Is lymphoma hereditary?
Scientists have not found a totally clear pattern and evidence for lymphoma running in families. For Hodgkin lymphoma, children having a sibling by blood with the disease can increase the risk of having it. The risk of Hodgkin’s lymphoma in kids is also high for an identical twin.
For non-Hodgkin lymphoma, there may be a small increase in risk if a parent, brother, or sister has the disease. Researchers are still studying this question. However, most people with non-Hodgkin lymphoma do not have a family history of it.
How common is lymphoma in kids?
Childhood lymphoma is usually rare. Only around 8% of cancers in children are lymphoma. Specifically, 5% of teens having cancer will have non-Hodgkin lymphoma, while the rest will have Hodgkin type.
Non-Hodgkin lymphomas are more common in children under the age of 14. But once children reach 19, the risk of developing lymphoma of the two types becomes more equal. The first type of Lymphoma is usually diagnosed in early adulthood. It is uncommon for toddlers to have lymphoma.
Boys are two to three times more likely to develop non-Hodgkin lymphoma than girls. Also, the cancer is more common in Caucasians than in African-Americans.
Lymphoma symptoms in kids
Not all children or adolescents with lymphoma have obvious symptoms. Some common childhood lymphoma symptoms include:
- Lumps in the stomach, neck, underarm areas, testicles, or groin
- Night sweats
- Feeling tired
- Itchy skin
- Weight loss (suddenly and without a good reason)
- Chest pain
- Feeling out of breath
- Poor appetite
- Swollen belly
Diagnosis for lymphoma in kids
If your child has several symptoms of lymphoma as above, take him/her to the medical staff. The doctor will do a full physical exam, including a biopsy to rule out the exact reason. During a biopsy, some of the abnormal lymphoma tissues are taken out to investigate in the lab under a microscope. Additionally, the healthcare provider will put a hollow needle into the abnormal lymph node to take a bit of tissue.
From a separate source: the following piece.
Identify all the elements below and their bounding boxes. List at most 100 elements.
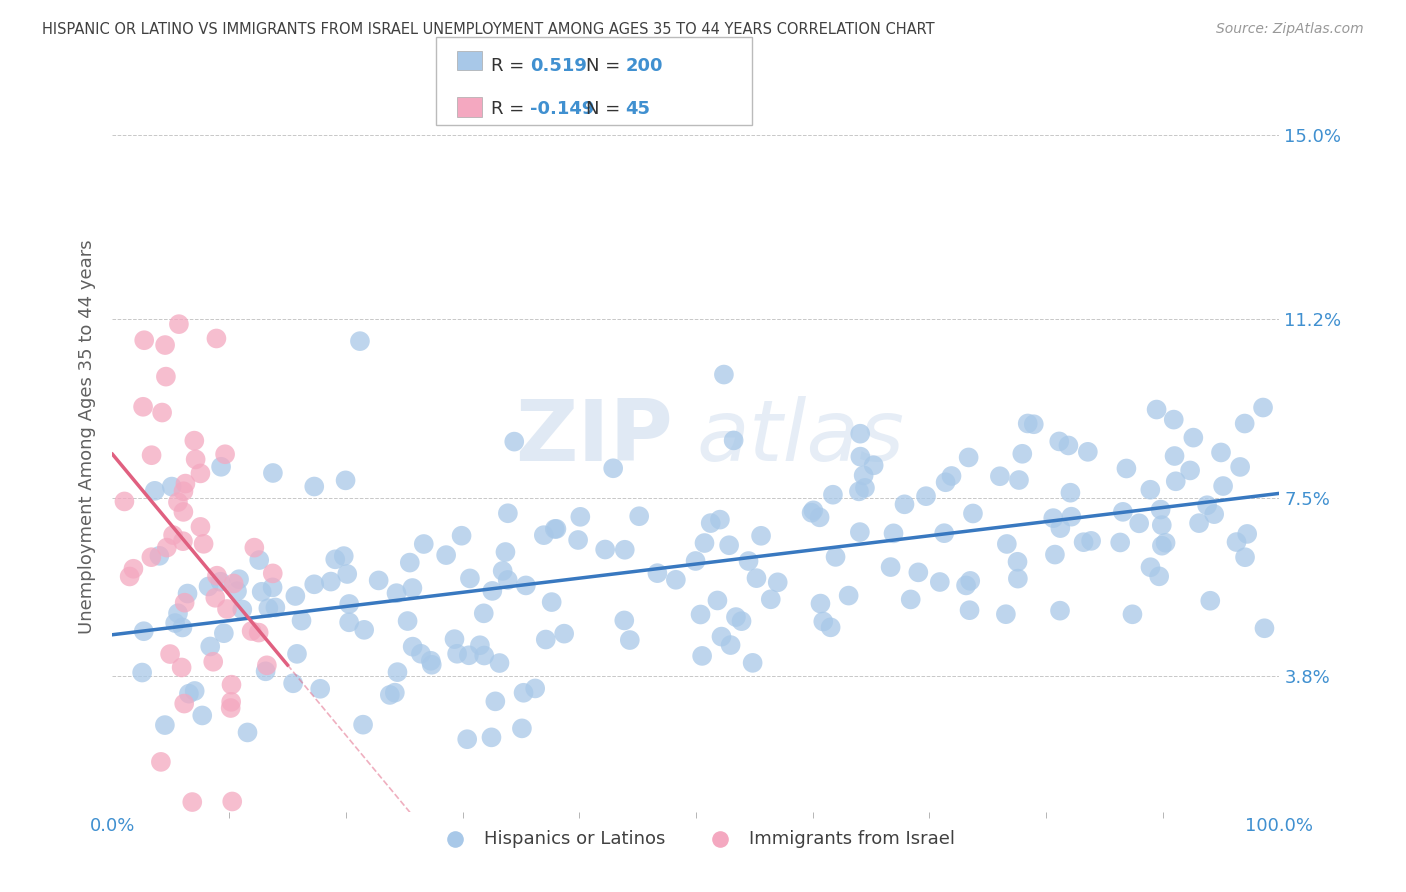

During this test, the staff will employ general anesthesia to put children into sleep. Sometimes, he will only use numbing medicine on the skin to make them feel calm and sleepy.
Treatment approach for lymphoma in children
Different types of treatment may opt for children with lymphoma:
- Chemotherapy: this method uses powerful medicines to kill cancer cells or stop them from growing. It is given to children having both types of lymphoma. It is injected into the bloodstream to travel through the body or given by mouth or the combination of the two approaches.
- Radiation therapy. The medical staff uses high-energy X-rays or other types of radiation to kill cancer cells or stop them from growing. Only children who have Hodgkin type that has not spread throughout the body take this method.
- Targeted therapy. This method uses medicines or other specific treatments to attack the target cancer cells without harming the healthy ones.
Lymphoma in child survival rate
Different forms of lymphoma in kids have different survival rates.
- Hodgkin lymphoma: With early diagnosis and treatment, the survival rate among children is between 90% and 95% by five years after diagnosis. For children whose disease has spread through the body by the time they are diagnosed, the survival rate is about 90% after five years.
- Non-Hodgkin lymphoma. After treatment, about 80% of children are disease-free five years after diagnosis. If the cancer is caught early and has not spread through the body, about 90% of children who are treated are disease-free five years after diagnosis.